In Linnaeus's Systema Naturae, the Vermes had the rank of class, occupying the 6th (and last) slot of his animal systematics. It was divided into the following orders, all except the Lithophyta containing (in modern terms) organisms from a variety of phyla:
- Intestina, including horsehair worms, earthworms, roundworms, liver flukes, leeches, hagfishes, and shipworms
- Mollusca, including slugs, sea slugs, polychaetes, sea mice, priapulids, salps, jellyfish, starfish, and sea urchins
- Testacea, including chitons, barnacles, clams, cockles, nautiluses, snails and serpulid worms
- Lithophyta, including various corals
- Zoophyta, including bryozoans, coralline algae, Hydra, sea pens, tapeworms, and Volvox
Apart from the Mollusca, understood very differently from the modern phylum of that name, Linnaeus included a very diverse and rather mismatched assemblage of animals in the categories. The Intestina group encompassed various parasitic animals, among them the hagfish, which Linnaeus would have found in dead fish. Shelled molluscs were placed in the Testacea, together with barnacles and tube worms. Cnidarians (jellyfish and corals), Echinoderms and polychaetes were spread across the other orders.

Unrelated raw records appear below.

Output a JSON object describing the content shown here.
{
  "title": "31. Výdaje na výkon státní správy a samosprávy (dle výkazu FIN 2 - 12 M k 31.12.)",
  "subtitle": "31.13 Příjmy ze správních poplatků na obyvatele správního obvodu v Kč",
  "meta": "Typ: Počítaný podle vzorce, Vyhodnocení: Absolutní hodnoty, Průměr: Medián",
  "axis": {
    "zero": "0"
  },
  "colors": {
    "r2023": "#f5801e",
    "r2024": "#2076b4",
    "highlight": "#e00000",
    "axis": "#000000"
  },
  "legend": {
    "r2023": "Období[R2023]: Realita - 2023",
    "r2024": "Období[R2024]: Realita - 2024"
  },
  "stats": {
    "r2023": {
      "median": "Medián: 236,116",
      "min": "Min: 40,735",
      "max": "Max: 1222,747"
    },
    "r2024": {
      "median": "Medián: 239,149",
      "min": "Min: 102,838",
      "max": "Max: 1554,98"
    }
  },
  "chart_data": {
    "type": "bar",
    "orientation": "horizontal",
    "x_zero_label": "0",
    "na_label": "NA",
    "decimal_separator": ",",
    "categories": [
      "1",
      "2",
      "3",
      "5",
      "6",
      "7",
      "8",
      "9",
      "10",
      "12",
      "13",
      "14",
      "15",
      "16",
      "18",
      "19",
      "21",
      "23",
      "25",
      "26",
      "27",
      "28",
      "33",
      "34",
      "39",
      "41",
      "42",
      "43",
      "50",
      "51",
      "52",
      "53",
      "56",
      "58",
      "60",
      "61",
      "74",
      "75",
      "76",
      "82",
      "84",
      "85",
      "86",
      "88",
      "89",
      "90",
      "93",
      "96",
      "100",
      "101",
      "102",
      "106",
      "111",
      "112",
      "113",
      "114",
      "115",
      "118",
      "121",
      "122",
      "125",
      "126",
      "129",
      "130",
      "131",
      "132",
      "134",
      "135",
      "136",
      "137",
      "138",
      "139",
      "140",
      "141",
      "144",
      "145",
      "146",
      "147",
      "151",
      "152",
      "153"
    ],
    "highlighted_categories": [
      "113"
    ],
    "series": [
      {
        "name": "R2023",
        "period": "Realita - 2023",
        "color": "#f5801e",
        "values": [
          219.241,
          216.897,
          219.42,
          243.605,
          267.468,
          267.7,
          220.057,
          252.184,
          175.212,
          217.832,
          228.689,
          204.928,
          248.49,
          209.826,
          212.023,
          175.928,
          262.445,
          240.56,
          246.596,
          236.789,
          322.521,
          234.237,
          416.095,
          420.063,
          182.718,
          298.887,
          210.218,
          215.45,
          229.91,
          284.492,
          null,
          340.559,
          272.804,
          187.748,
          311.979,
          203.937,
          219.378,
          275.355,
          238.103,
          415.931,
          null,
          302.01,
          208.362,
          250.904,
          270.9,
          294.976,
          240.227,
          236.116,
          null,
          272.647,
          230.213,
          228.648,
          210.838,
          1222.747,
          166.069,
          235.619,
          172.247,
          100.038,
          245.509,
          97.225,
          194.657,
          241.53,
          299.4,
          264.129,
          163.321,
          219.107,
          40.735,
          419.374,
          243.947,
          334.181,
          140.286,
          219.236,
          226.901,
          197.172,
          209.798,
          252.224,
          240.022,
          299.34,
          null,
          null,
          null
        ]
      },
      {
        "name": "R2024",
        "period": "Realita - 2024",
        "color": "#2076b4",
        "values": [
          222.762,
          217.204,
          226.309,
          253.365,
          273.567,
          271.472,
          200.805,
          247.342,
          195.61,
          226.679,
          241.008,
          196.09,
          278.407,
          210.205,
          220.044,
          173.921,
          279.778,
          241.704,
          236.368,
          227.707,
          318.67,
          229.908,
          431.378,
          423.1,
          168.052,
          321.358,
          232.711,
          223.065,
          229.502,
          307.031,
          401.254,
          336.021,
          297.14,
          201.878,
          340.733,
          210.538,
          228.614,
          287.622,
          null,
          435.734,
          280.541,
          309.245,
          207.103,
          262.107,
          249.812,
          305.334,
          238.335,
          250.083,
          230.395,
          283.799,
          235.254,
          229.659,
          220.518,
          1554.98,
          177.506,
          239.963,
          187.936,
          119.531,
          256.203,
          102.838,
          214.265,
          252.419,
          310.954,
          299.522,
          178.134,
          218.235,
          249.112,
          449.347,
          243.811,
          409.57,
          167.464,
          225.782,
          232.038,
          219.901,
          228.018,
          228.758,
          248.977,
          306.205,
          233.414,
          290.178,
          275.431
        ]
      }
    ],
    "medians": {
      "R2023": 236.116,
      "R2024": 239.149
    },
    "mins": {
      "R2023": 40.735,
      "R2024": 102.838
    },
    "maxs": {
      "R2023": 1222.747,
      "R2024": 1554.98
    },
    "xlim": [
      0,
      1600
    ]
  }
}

Linnaeus's system was revised by Jean-Baptiste Lamarck in his 1801 Système des Animaux sans Vertebres. In this work, he categorized echinoderms, arachnids, crustaceans and annelids, which he separated from Vermes.
After Linnaeus, and especially with the advent of Darwinism, it became apparent that the Vermes animals are not closely related. Systematic works on phyla since Linnaeus continued to split up Vermes and sort the animals into natural systematic units.

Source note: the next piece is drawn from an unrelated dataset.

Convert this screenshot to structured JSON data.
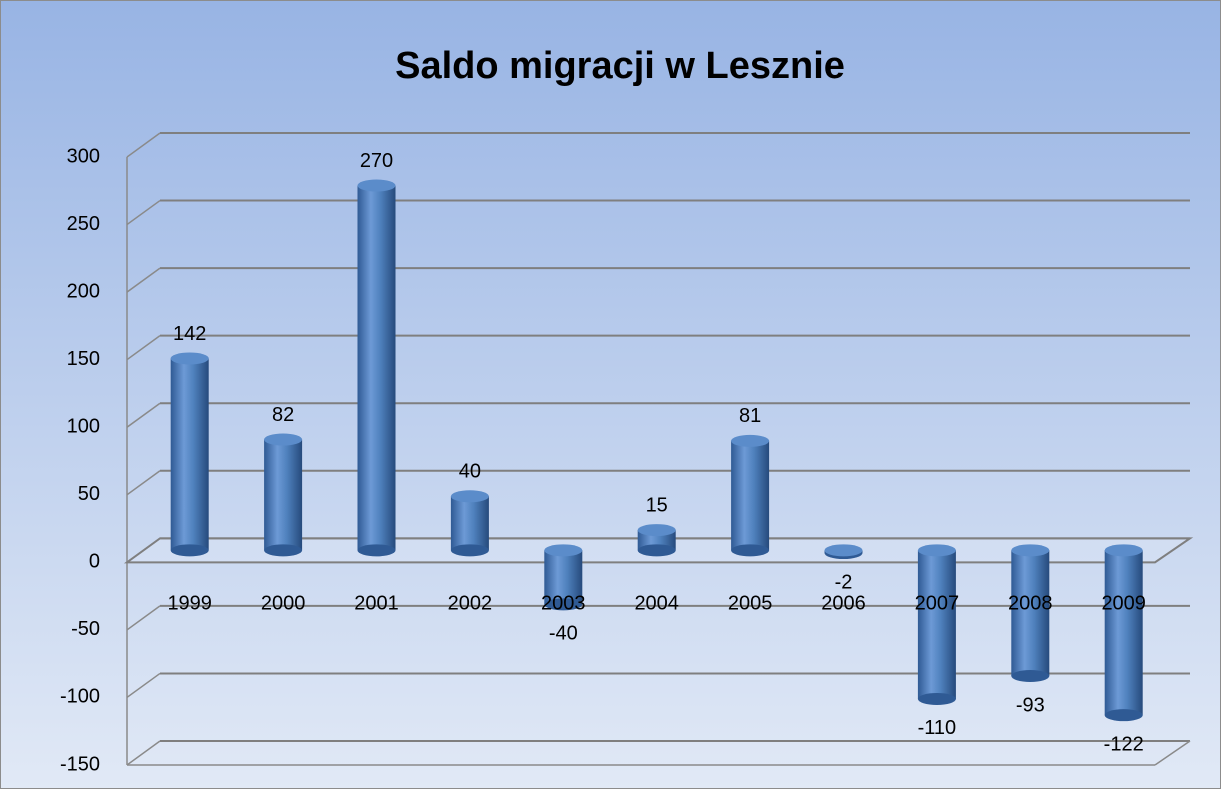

Of the classes of Vermes proposed by Linnaeus, only Mollusca has been kept as a phylum, and its composition has changed almost entirely. Linnaeus's early classification of the soft-bodied organisms was revolutionary in its day. A number of the organisms classified as Vermes by Linnaeus were very poorly known, and a number of them were not even viewed as animals.